In this case, the contemporary objective evidence shows clearly that all these properties were treated from the time they were acquired by Tarlochan Singh as belonging beneficially to him. They were so presented to third parties at all points where the true beneficial ownership might be relevant. Tarlochan Singh was positively held out as the beneficial owner to the various mortgage companies to which he made applications with statements of his assets, income or status as a sole trader. In particular, the major applications to Mortgage Express and Nationwide were on this basis, for reasons given above. His tax returns are only consistent with his being the beneficial owner of the income arising from these properties, and therefore with being the beneficial owner of them.
Apart from the deed of trust, there is no evidence to show dealing with the properties or their income other than on the basis that Tarlochan Singh is the beneficial owner. No trust was recorded on the title of any of the properties, nor is there any evidence that any of the solicitors were told of any trust at the time of their acquisition. The deed of trust might have been an exception, had I been satisfied that it had been executed in 2003 when the Fletchamstead Properties were acquired, but I have found that it was not.
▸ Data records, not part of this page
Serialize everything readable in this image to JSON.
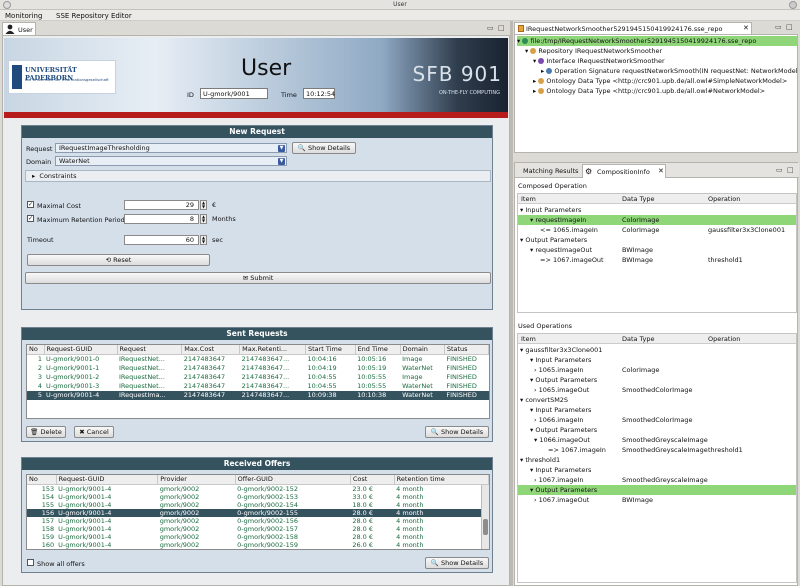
{
  "window": {
    "title": "User"
  },
  "menubar": {
    "items": [
      "Monitoring",
      "SSE Repository Editor"
    ]
  },
  "left_tab": {
    "label": "User"
  },
  "header": {
    "university": "UNIVERSITÄT PADERBORN",
    "university_sub": "Die Universität der Informationsgesellschaft",
    "title": "User",
    "id_label": "ID",
    "id_value": "U-gmork/9001",
    "time_label": "Time",
    "time_value": "10:12:54",
    "sfb": "SFB 901",
    "sfb_sub": "ON-THE-FLY COMPUTING"
  },
  "new_request": {
    "title": "New Request",
    "request_label": "Request",
    "request_value": "IRequestImageThresholding",
    "show_details": "Show Details",
    "domain_label": "Domain",
    "domain_value": "WaterNet",
    "constraints_label": "Constraints",
    "maximal_cost_label": "Maximal Cost",
    "maximal_cost_value": "29",
    "maximal_cost_unit": "€",
    "retention_label": "Maximum Retention Period",
    "retention_value": "8",
    "retention_unit": "Months",
    "timeout_label": "Timeout",
    "timeout_value": "60",
    "timeout_unit": "sec",
    "reset_label": "Reset",
    "submit_label": "Submit"
  },
  "sent_requests": {
    "title": "Sent Requests",
    "columns": [
      "No",
      "Request-GUID",
      "Request",
      "Max.Cost",
      "Max.Retenti...",
      "Start Time",
      "End Time",
      "Domain",
      "Status"
    ],
    "rows": [
      [
        "1",
        "U-gmork/9001-0",
        "IRequestNet...",
        "2147483647",
        "2147483647...",
        "10:04:16",
        "10:05:16",
        "Image",
        "FINISHED"
      ],
      [
        "2",
        "U-gmork/9001-1",
        "IRequestNet...",
        "2147483647",
        "2147483647...",
        "10:04:19",
        "10:05:19",
        "WaterNet",
        "FINISHED"
      ],
      [
        "3",
        "U-gmork/9001-2",
        "IRequestNet...",
        "2147483647",
        "2147483647...",
        "10:04:55",
        "10:05:55",
        "Image",
        "FINISHED"
      ],
      [
        "4",
        "U-gmork/9001-3",
        "IRequestNet...",
        "2147483647",
        "2147483647...",
        "10:04:55",
        "10:05:55",
        "WaterNet",
        "FINISHED"
      ],
      [
        "5",
        "U-gmork/9001-4",
        "IRequestIma...",
        "2147483647",
        "2147483647...",
        "10:09:38",
        "10:10:38",
        "WaterNet",
        "FINISHED"
      ]
    ],
    "delete_label": "Delete",
    "cancel_label": "Cancel",
    "show_details": "Show Details"
  },
  "received_offers": {
    "title": "Received Offers",
    "columns": [
      "No",
      "Request-GUID",
      "Provider",
      "Offer-GUID",
      "Cost",
      "Retention time"
    ],
    "rows": [
      [
        "153",
        "U-gmork/9001-4",
        "gmork/9002",
        "0-gmork/9002-152",
        "23.0 €",
        "4 month"
      ],
      [
        "154",
        "U-gmork/9001-4",
        "gmork/9002",
        "0-gmork/9002-153",
        "33.0 €",
        "4 month"
      ],
      [
        "155",
        "U-gmork/9001-4",
        "gmork/9002",
        "0-gmork/9002-154",
        "18.0 €",
        "4 month"
      ],
      [
        "156",
        "U-gmork/9001-4",
        "gmork/9002",
        "0-gmork/9002-155",
        "28.0 €",
        "4 month"
      ],
      [
        "157",
        "U-gmork/9001-4",
        "gmork/9002",
        "0-gmork/9002-156",
        "28.0 €",
        "4 month"
      ],
      [
        "158",
        "U-gmork/9001-4",
        "gmork/9002",
        "0-gmork/9002-157",
        "28.0 €",
        "4 month"
      ],
      [
        "159",
        "U-gmork/9001-4",
        "gmork/9002",
        "0-gmork/9002-158",
        "28.0 €",
        "4 month"
      ],
      [
        "160",
        "U-gmork/9001-4",
        "gmork/9002",
        "0-gmork/9002-159",
        "26.0 €",
        "4 month"
      ]
    ],
    "show_all_label": "Show all offers",
    "show_details": "Show Details"
  },
  "repo_editor": {
    "tab_label": "IRequestNetworkSmoother5291945150419924176.sse_repo",
    "tree": [
      "file:/tmp/IRequestNetworkSmoother5291945150419924176.sse_repo",
      "Repository IRequestNetworkSmoother",
      "Interface IRequestNetworkSmoother",
      "Operation Signature requestNetworkSmooth(IN requestNet: NetworkModel, O",
      "Ontology Data Type <http://crc901.upb.de/all.owl#SimpleNetworkModel>",
      "Ontology Data Type <http://crc901.upb.de/all.owl#NetworkModel>"
    ]
  },
  "composition": {
    "tab1": "Matching Results",
    "tab2": "CompositionInfo",
    "composed_label": "Composed Operation",
    "columns": [
      "Item",
      "Data Type",
      "Operation"
    ],
    "composed_rows": [
      [
        "Input Parameters",
        "",
        ""
      ],
      [
        "requestImageIn",
        "ColorImage",
        ""
      ],
      [
        "<= 1065.imageIn",
        "ColorImage",
        "gaussfilter3x3Clone001"
      ],
      [
        "Output Parameters",
        "",
        ""
      ],
      [
        "requestImageOut",
        "BWImage",
        ""
      ],
      [
        "=> 1067.imageOut",
        "BWImage",
        "threshold1"
      ]
    ],
    "used_label": "Used Operations",
    "used_rows": [
      [
        "gaussfilter3x3Clone001",
        "",
        ""
      ],
      [
        "Input Parameters",
        "",
        ""
      ],
      [
        "1065.imageIn",
        "ColorImage",
        ""
      ],
      [
        "Output Parameters",
        "",
        ""
      ],
      [
        "1065.imageOut",
        "SmoothedColorImage",
        ""
      ],
      [
        "convertSM2S",
        "",
        ""
      ],
      [
        "Input Parameters",
        "",
        ""
      ],
      [
        "1066.imageIn",
        "SmoothedColorImage",
        ""
      ],
      [
        "Output Parameters",
        "",
        ""
      ],
      [
        "1066.imageOut",
        "SmoothedGreyscaleImage",
        ""
      ],
      [
        "=> 1067.imageIn",
        "SmoothedGreyscaleImage",
        "threshold1"
      ],
      [
        "threshold1",
        "",
        ""
      ],
      [
        "Input Parameters",
        "",
        ""
      ],
      [
        "1067.imageIn",
        "SmoothedGreyscaleImage",
        ""
      ],
      [
        "Output Parameters",
        "",
        ""
      ],
      [
        "1067.imageOut",
        "BWImage",
        ""
      ]
    ]
  }
}
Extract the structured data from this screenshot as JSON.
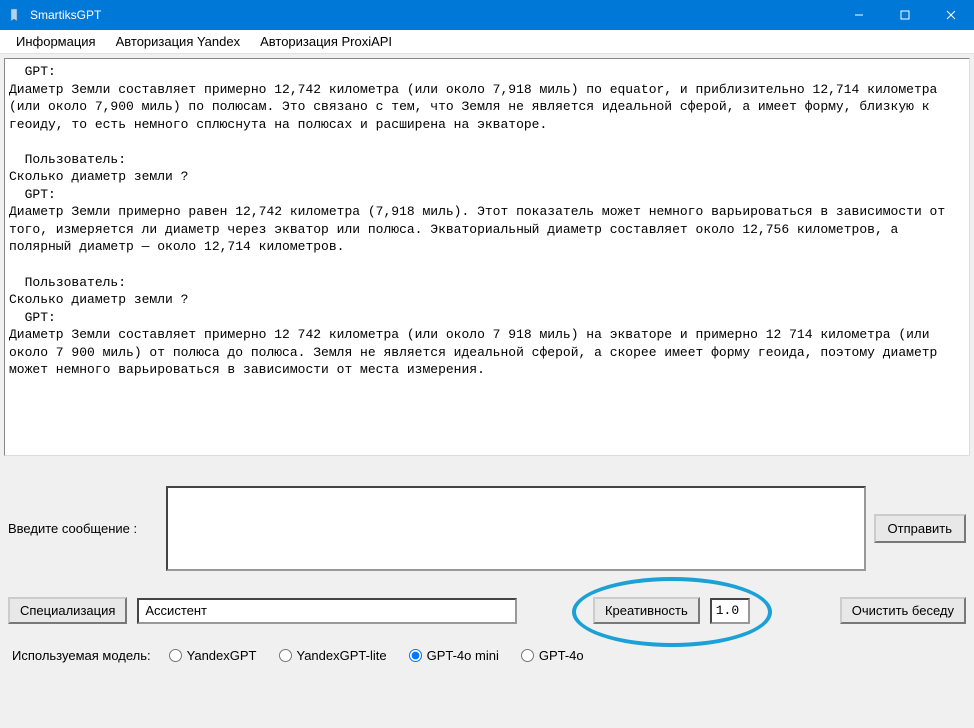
{
  "window": {
    "title": "SmartiksGPT"
  },
  "menubar": {
    "items": [
      "Информация",
      "Авторизация Yandex",
      "Авторизация ProxiAPI"
    ]
  },
  "chat": {
    "content": "  GPT:\nДиаметр Земли составляет примерно 12,742 километра (или около 7,918 миль) по equator, и приблизительно 12,714 километра (или около 7,900 миль) по полюсам. Это связано с тем, что Земля не является идеальной сферой, а имеет форму, близкую к геоиду, то есть немного сплюснута на полюсах и расширена на экваторе.\n\n  Пользователь:\nСколько диаметр земли ?\n  GPT:\nДиаметр Земли примерно равен 12,742 километра (7,918 миль). Этот показатель может немного варьироваться в зависимости от того, измеряется ли диаметр через экватор или полюса. Экваториальный диаметр составляет около 12,756 километров, а полярный диаметр — около 12,714 километров.\n\n  Пользователь:\nСколько диаметр земли ?\n  GPT:\nДиаметр Земли составляет примерно 12 742 километра (или около 7 918 миль) на экваторе и примерно 12 714 километра (или около 7 900 миль) от полюса до полюса. Земля не является идеальной сферой, а скорее имеет форму геоида, поэтому диаметр может немного варьироваться в зависимости от места измерения."
  },
  "input": {
    "label": "Введите сообщение :",
    "value": "",
    "send_label": "Отправить"
  },
  "controls": {
    "spec_button": "Специализация",
    "spec_value": "Ассистент",
    "creativity_button": "Креативность",
    "creativity_value": "1.0",
    "clear_button": "Очистить беседу"
  },
  "model": {
    "label": "Используемая модель:",
    "options": [
      "YandexGPT",
      "YandexGPT-lite",
      "GPT-4o mini",
      "GPT-4o"
    ],
    "selected": "GPT-4o mini"
  }
}
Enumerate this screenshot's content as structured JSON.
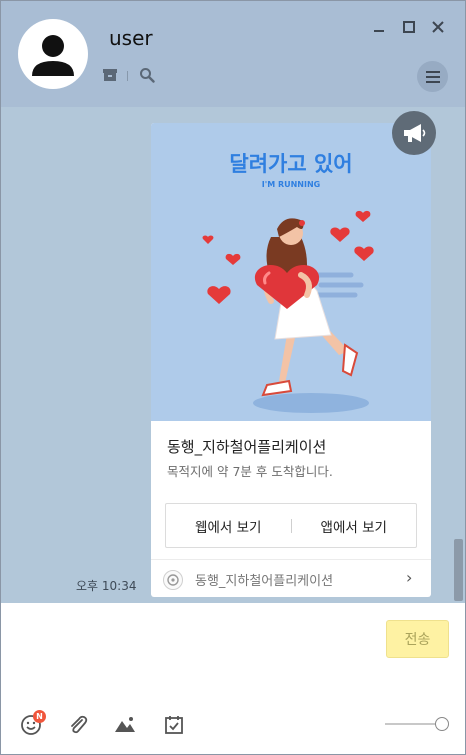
{
  "header": {
    "username": "user"
  },
  "card": {
    "image_heading": "달려가고 있어",
    "image_subheading": "I'M RUNNING",
    "title": "동행_지하철어플리케이션",
    "description": "목적지에 약 7분 후 도착합니다.",
    "button_web": "웹에서 보기",
    "button_app": "앱에서 보기",
    "footer_name": "동행_지하철어플리케이션",
    "footer_arrow": "›"
  },
  "message": {
    "time": "오후 10:34"
  },
  "input": {
    "send_label": "전송",
    "emoji_badge": "N"
  },
  "colors": {
    "header_bg": "#a9bdd4",
    "chat_bg": "#b2c7d9",
    "send_bg": "#fef2a3",
    "card_image_bg": "#afcbea",
    "heading_blue": "#2f7fe0"
  },
  "icons": [
    "person-icon",
    "archive-icon",
    "search-icon",
    "minimize-icon",
    "maximize-icon",
    "close-icon",
    "menu-icon",
    "megaphone-icon",
    "emoji-icon",
    "attach-icon",
    "image-icon",
    "calendar-icon"
  ]
}
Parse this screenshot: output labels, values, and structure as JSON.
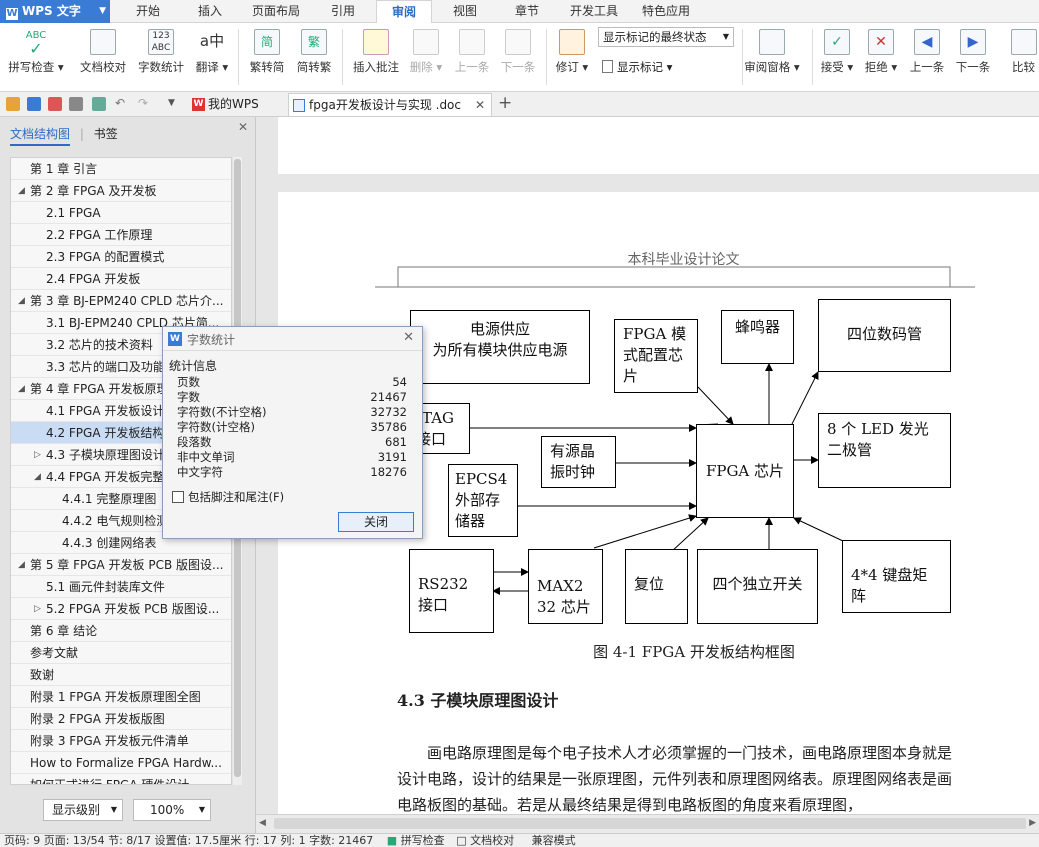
{
  "app": {
    "name": "WPS 文字"
  },
  "menu": [
    "开始",
    "插入",
    "页面布局",
    "引用",
    "审阅",
    "视图",
    "章节",
    "开发工具",
    "特色应用"
  ],
  "ribbon": {
    "spell_check": "拼写检查",
    "doc_proof": "文档校对",
    "word_count": "字数统计",
    "translate": "翻译",
    "to_simplified": "繁转简",
    "to_traditional": "简转繁",
    "insert_comment": "插入批注",
    "delete": "删除",
    "prev": "上一条",
    "next": "下一条",
    "revise": "修订",
    "markup_select": "显示标记的最终状态",
    "show_markup": "显示标记",
    "review_pane": "审阅窗格",
    "accept": "接受",
    "reject": "拒绝",
    "prev2": "上一条",
    "next2": "下一条",
    "compare": "比较"
  },
  "tabs": {
    "home": "我的WPS",
    "doc": "fpga开发板设计与实现 .doc"
  },
  "sidebar": {
    "tab_toc": "文档结构图",
    "tab_bookmark": "书签",
    "toc": [
      "第 1 章  引言",
      "第 2 章  FPGA 及开发板",
      "2.1 FPGA",
      "2.2 FPGA 工作原理",
      "2.3 FPGA 的配置模式",
      "2.4 FPGA 开发板",
      "第 3 章  BJ-EPM240 CPLD 芯片介...",
      "3.1 BJ-EPM240 CPLD 芯片简...",
      "3.2 芯片的技术资料",
      "3.3 芯片的端口及功能",
      "第 4 章  FPGA 开发板原理",
      "4.1 FPGA 开发板设计",
      "4.2 FPGA 开发板结构",
      "4.3 子模块原理图设计",
      "4.4 FPGA 开发板完整",
      "4.4.1  完整原理图",
      "4.4.2 电气规则检测",
      "4.4.3  创建网络表",
      "第 5 章  FPGA 开发板 PCB 版图设...",
      "5.1 画元件封装库文件",
      "5.2 FPGA 开发板 PCB 版图设...",
      "第 6 章  结论",
      "参考文献",
      "致谢",
      "附录 1    FPGA 开发板原理图全图",
      "附录 2    FPGA 开发板版图",
      "附录 3    FPGA 开发板元件清单",
      "How to Formalize FPGA Hardw...",
      "如何正式进行 FPGA 硬件设计"
    ],
    "level_select": "显示级别",
    "zoom_select": "100%"
  },
  "document": {
    "header": "本科毕业设计论文",
    "blocks": {
      "power": "电源供应\n为所有模块供应电源",
      "config": "FPGA 模式配置芯片",
      "buzzer": "蜂鸣器",
      "seg": "四位数码管",
      "jtag": "JTAG\n接口",
      "osc": "有源晶振时钟",
      "fpga": "FPGA 芯片",
      "led": "8 个 LED 发光二极管",
      "epcs": "EPCS4\n外部存储器",
      "rs232": "RS232 接口",
      "max": "MAX2\n32 芯片",
      "reset": "复位",
      "sw": "四个独立开关",
      "key": "4*4 键盘矩阵"
    },
    "caption": "图 4-1    FPGA 开发板结构框图",
    "section": "4.3 子模块原理图设计",
    "paragraph": "画电路原理图是每个电子技术人才必须掌握的一门技术，画电路原理图本身就是设计电路，设计的结果是一张原理图，元件列表和原理图网络表。原理图网络表是画电路板图的基础。若是从最终结果是得到电路板图的角度来看原理图，"
  },
  "dialog": {
    "title": "字数统计",
    "section": "统计信息",
    "stats": [
      {
        "label": "页数",
        "value": "54"
      },
      {
        "label": "字数",
        "value": "21467"
      },
      {
        "label": "字符数(不计空格)",
        "value": "32732"
      },
      {
        "label": "字符数(计空格)",
        "value": "35786"
      },
      {
        "label": "段落数",
        "value": "681"
      },
      {
        "label": "非中文单词",
        "value": "3191"
      },
      {
        "label": "中文字符",
        "value": "18276"
      }
    ],
    "checkbox": "包括脚注和尾注(F)",
    "close": "关闭"
  },
  "status": {
    "text": "页码: 9   页面: 13/54   节: 8/17   设置值: 17.5厘米   行: 17   列: 1   字数: 21467",
    "spell": "拼写检查",
    "proof": "文档校对",
    "compat": "兼容模式"
  }
}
The income was paid into accounts in the name of Tarlochan Singh and it has not been shown that it was paid out or used in any way inconsistent with his beneficial ownership.
Although most of this evidence derives from the period after about 2000 and some of the properties were already owned by that date, there is no evidence of any change of common intention at any time, so I infer that the intention evidenced in later years had always been the same. Mr Curl submitted that I might find Tarlochan Singh an unreliable witness, but that should not affect his father. However, I find his father was also unreliable. He said further that if Tarlochan Singh has presented himself as owner of the properties and retained the income from them, that may show he is a bad trustee but should not deprive his father of his property rights. The evidence in my view shows not that Tarlochan Singh was a bad trustee, but that he acted as he did with his father's full knowledge and approval because neither he nor his father considered him to be a trustee at all.
I reject therefore the contention that there was any trust established over any of these properties by the common intention of Tarlochan Singh and Mr Thandi at any time. Insofar as the deed of trust is relied on, I am satisfied that it was created for the purpose of showing a position to third parties that was not the actual intention of the parties to it, by way of insurance against claims against Tarlochan Singh. It is thus neither persuasive evidence of the prior existence of any trust nor legally effective to create a trust where none existed before. It was a sham, in that sense. I should say that I would have come to the same conclusion even if I had found on the balance of probabilities that it had been executed in 2003.
Having made the finding that the claimant does not have a beneficial interest in properties, I do not need to consider the case in respect of alleged loss resulting from interference with that interest. Nor do I need to consider the question whether the deed of trust in creating such an interest is challengeable as a transaction at an undervalue.
I invite the parties to agree an order reflecting this judgment.